After about 10 minutes of talking really loud, Uğur turned to me.
“200 liras, or 130 dollar. Is OK?”
The journey to Istanbul might not have been what Harutyunyan had planned at this stage of the trip, but it did at least provide his readers the opportunity to hear his impressions of the city and one conversation with a local ethnic Armenian.
In Ortaköy I met a cool (really cool!) Armenian woman who currently lives in Istanbul. I asked her how safe it is to be an Armenian in Istanbul.
“Is Istanbul safe for an Armenian?”
“What shall I do if I have a problem with a bozkurt?” [Note: Ultra-nationalist]
“You will not!”
“But if I do, anyway?”
“Run to any police and say you are Armenian!”
“You are Armenian, and it means everyone will do everything to make sure that nothing happens to you here! The Police will protect you with their own bodies if they have to!”
That was kinda reassuring to hear.
Taksim is gorgeous during the night. It is well lit and not any less lively than it is during the day. It also hosts a number of quite cool clubs, some of which play electronic and dance music. I think Taksim’s idea somehow resembles our very own Northern Avenue in Yerevan, except its architecture does not suck balls and people actually live and party there.
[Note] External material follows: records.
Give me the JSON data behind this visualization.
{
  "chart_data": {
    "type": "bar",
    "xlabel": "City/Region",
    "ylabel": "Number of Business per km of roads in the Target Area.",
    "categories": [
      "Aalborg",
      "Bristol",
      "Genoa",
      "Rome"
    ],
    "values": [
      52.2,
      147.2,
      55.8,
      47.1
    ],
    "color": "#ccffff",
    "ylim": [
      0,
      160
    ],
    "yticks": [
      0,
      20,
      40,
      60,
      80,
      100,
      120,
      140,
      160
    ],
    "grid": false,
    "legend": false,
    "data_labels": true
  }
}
That was nothing, however, compared to his general impression of the city itself.
Istanbul is enchanted. It is a magical city, and the magic is so intense that you can almost hear it in the air. This cannot be explained, as it is a completely different dimension, but it is not any less real. Every stone, every trash can (there isn’t many of those) and every bench, every dirty beggar, every tree, every wave of Marmara, every train, bridge and the bolts on them, every boy selling water, every Vespa and every roof are magical, filled with strange energy — not negative or positive, not like anything that can be described. It is a very strange kind of extraordinarily attractive energy — it fills you and wraps you and floats you away, in this amazingly sweet slumber, chanting soothing melodies to your ear, touching the most special strings in your soul, and going so deep that it cracks your very essence open to you and the city. It is a city that makes you surrender instantly — and completely. Surrender to being happy, for you are real.
I am forever in love, and I need not pretend. I desperately, hopelessly and endlessly love Istanbul.